XI. All power of attorney or authorisations executed by the Board of the Corporate Debtor on or prior to effective date shall stand revoked, cancelled and shall be void.
XII. For reliefs and concessions sought in respect to payment of stamp duty, tax and / or other fees or duty to any government authority, we direct the resolution applicant to approach the concerned Authorities who shall decide the issues including waivers / exemption from such stamp duty, taxes and / or other fees or duty.

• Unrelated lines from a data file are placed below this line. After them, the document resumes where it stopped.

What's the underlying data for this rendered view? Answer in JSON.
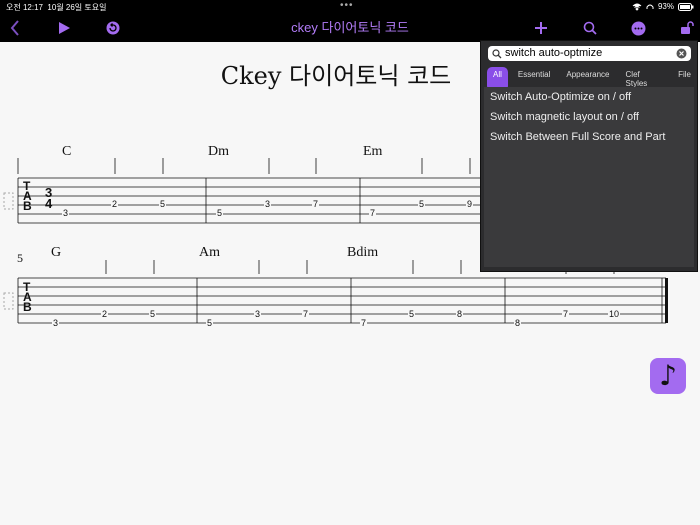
{
  "status": {
    "time": "오전 12:17",
    "date": "10월 26일 토요일",
    "battery": "93%"
  },
  "toolbar": {
    "title": "ckey 다이어토닉 코드"
  },
  "document": {
    "title": "Ckey 다이어토닉 코드",
    "tab_label": [
      "T",
      "A",
      "B"
    ],
    "time_signature": [
      "3",
      "4"
    ],
    "system2_measure_number": "5",
    "system1_chords": [
      "C",
      "Dm",
      "Em"
    ],
    "system2_chords": [
      "G",
      "Am",
      "Bdim"
    ],
    "system1_frets": [
      "3",
      "2",
      "5",
      "5",
      "3",
      "7",
      "7",
      "5",
      "9"
    ],
    "system2_frets": [
      "3",
      "2",
      "5",
      "5",
      "3",
      "7",
      "7",
      "5",
      "8",
      "8",
      "7",
      "10"
    ]
  },
  "search": {
    "query": "switch auto-optmize",
    "tabs": [
      "All",
      "Essential",
      "Appearance",
      "Clef Styles",
      "File"
    ],
    "results": [
      "Switch Auto-Optimize on / off",
      "Switch magnetic layout on / off",
      "Switch Between Full Score and Part"
    ]
  },
  "fab": {
    "glyph": "♪"
  },
  "colors": {
    "accent": "#a36bf0",
    "bar": "#000000",
    "popup": "#2c2c2e"
  }
}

XIII. All licenses, permits, leasehold rights, Trademark / copyright etc. belonging to the Corporate Debtor whether expired or expiring during process of implementation of the Resolution Plan shall remain vested with the Corporate Debtor and Corporate Debtor / Resolution Applicant shall approach relevant authorities for obtaining / renewal of such aforesaid rights i.e. licenses, permits, leasehold rights, Trademark / copyright etc. We further hold that monitoring committee and Resolution Professional | shall provide necessary support and corporation in this regard.
XIV. Personal Guarantee shall not stand released or extinguished and the financial creditors shall be at liberty to deal with such personal guarantee as per the applicable laws.
XV. All other terms and conditions of the Resolution plan which are not specifically denied or modified shall be deemed to have been granted in terms of the Resolution Plan approved by CoC.
10. Accordingly, IA/309(AHM)/2021 in CP (IB) No. 350 of 2019 is allowed and stands disposed of in terms of the above directions.
11. Urgent certified copy of this order, if applied for, to be issued to all concerned parties upon compliance with all requisite formalities.